The world is teetering on the brink of recession — the first time in more than 80 years that two global recessions have occurred within the same decade, the World Bank has warned.
In its latest report, the World Bank said global growth was “slowing sharply” and any new adverse triggers could push the world into recession.
These could include higher-than-expected inflation, abrupt rises in interest rates to contain it, a resurgence of the COVID-19 pandemic, or escalating geopolitical tensions.
The forecasts are contained in the World Bank’s latest Global Economic Prospects report.
The paper blamed the current downturn in growth on elevated inflation, higher interest rates, reduced investment, and disruptions caused by Russia’s invasion of Ukraine.
The World Bank noted that some inflationary pressures started to abate as 2022 drew to a close, with lower energy and commodity prices, but warned that risks of new supply disruptions were high, and elevated core inflation may persist.
“The global economy is projected to grow by 1.7 per cent in 2023 and 2.7 per cent in 2024,” states the report.
“The sharp downturn in growth is expected to be widespread, with forecasts in 2023 revised down for 95 per cent of advanced economies and nearly 70 per cent of emerging market and developing economies.”

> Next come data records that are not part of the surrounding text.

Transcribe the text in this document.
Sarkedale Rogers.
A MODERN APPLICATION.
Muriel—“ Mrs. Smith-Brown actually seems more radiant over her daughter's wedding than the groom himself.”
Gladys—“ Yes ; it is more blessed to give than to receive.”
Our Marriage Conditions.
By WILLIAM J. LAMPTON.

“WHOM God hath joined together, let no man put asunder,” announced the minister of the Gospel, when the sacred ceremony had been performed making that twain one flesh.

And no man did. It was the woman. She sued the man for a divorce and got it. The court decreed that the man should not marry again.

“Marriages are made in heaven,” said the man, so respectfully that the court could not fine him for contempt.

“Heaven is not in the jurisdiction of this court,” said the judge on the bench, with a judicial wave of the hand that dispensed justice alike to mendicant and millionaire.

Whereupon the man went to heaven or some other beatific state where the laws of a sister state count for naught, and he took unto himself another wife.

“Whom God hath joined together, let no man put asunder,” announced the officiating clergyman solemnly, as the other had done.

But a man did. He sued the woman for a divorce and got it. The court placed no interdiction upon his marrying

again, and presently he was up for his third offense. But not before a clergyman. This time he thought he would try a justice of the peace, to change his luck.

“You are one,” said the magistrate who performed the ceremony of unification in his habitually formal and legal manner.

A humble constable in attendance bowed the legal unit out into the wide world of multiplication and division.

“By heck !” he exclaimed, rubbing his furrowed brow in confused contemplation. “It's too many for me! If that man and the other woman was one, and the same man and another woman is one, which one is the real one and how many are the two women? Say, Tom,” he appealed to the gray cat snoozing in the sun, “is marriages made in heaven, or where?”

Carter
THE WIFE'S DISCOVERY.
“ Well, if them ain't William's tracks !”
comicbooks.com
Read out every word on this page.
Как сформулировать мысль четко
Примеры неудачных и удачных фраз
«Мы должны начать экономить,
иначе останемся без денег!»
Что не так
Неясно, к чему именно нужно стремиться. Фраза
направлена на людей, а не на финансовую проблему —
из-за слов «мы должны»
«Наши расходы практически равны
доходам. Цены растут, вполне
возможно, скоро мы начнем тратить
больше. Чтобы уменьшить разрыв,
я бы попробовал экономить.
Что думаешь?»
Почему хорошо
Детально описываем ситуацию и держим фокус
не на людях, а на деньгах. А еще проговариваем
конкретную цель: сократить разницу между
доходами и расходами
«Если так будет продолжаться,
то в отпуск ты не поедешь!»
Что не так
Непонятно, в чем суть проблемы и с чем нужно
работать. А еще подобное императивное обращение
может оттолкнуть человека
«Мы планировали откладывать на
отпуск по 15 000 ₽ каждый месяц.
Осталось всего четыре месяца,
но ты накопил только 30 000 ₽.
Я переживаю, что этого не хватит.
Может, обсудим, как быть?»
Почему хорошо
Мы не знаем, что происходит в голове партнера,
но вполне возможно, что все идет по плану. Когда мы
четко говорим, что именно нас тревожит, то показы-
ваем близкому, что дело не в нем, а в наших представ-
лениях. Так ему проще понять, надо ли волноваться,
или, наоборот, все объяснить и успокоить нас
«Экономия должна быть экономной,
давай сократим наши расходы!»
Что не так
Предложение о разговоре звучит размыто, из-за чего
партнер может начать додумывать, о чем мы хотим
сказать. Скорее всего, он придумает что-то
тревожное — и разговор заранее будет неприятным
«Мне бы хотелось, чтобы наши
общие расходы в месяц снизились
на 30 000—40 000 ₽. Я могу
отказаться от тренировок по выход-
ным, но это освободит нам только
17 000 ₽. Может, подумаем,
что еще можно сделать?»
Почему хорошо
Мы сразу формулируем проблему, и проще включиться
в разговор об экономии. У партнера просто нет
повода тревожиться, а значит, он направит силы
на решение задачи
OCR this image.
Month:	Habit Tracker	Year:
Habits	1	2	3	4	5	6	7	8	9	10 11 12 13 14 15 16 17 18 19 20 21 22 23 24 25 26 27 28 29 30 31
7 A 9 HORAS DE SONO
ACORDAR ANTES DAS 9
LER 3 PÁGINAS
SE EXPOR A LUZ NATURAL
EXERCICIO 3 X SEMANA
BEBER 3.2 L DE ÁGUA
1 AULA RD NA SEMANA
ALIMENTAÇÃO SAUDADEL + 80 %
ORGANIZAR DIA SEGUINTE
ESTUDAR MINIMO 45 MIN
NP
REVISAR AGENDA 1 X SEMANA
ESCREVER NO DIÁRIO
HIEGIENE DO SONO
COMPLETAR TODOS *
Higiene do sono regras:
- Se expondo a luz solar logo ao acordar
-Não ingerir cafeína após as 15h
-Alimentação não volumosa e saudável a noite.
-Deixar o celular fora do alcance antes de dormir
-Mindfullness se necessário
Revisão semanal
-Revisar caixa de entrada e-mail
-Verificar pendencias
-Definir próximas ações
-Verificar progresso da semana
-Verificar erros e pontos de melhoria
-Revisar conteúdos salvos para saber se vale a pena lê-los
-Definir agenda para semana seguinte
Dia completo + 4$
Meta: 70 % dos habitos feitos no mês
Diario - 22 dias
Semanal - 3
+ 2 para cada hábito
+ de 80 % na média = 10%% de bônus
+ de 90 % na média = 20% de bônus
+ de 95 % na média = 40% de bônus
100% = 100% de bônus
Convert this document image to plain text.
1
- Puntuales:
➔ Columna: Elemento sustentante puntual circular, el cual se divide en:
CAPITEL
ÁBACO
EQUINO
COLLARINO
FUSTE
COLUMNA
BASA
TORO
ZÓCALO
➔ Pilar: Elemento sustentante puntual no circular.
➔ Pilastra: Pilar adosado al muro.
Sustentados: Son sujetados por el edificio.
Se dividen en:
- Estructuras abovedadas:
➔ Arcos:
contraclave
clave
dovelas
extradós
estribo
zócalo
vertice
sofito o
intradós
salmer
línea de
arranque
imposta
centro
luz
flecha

Growth in advanced economies is projected to slow from 2.5 per cent in 2022 to 0.5 per cent in 2023.
“Over the past two decades, slowdowns of this scale have foreshadowed a global recession,” says the report.
“In the United States, growth is forecast to fall to 0.5 per cent in 2023—1.9 percentage points below previous forecasts and the weakest performance outside of official recessions since 1970.
“In 2023, euro-area growth is expected at zero percent—a downward revision of 1.9 percentage points. In China, growth is projected at 4.3 per cent in 2023—0.9 percentage point below previous forecasts.”
The bleak outlook will be especially hard on emerging market and developing economies, the World Bank said, as they struggle with heavy debt burdens, weak currencies and income growth, and slowing business investment that is now forecast at a 3.5 per cent annual growth rate over the next two years — less than half the pace of the past two decades.
“Weakness in growth and business investment will compound the already devastating reversals in education, health, poverty and infrastructure and the increasing demands from climate change,” World Bank President David Malpass said in a statement.
The report comes as the World Bank’s board this week is expected to consider a new “evolution road map” for the institution to vastly expand its lending capacity to address climate change and other global crises.
The plan will guide negotiations with shareholders, led by the United States, for the biggest revamp in the bank’s business model since its creation at the end of World War II.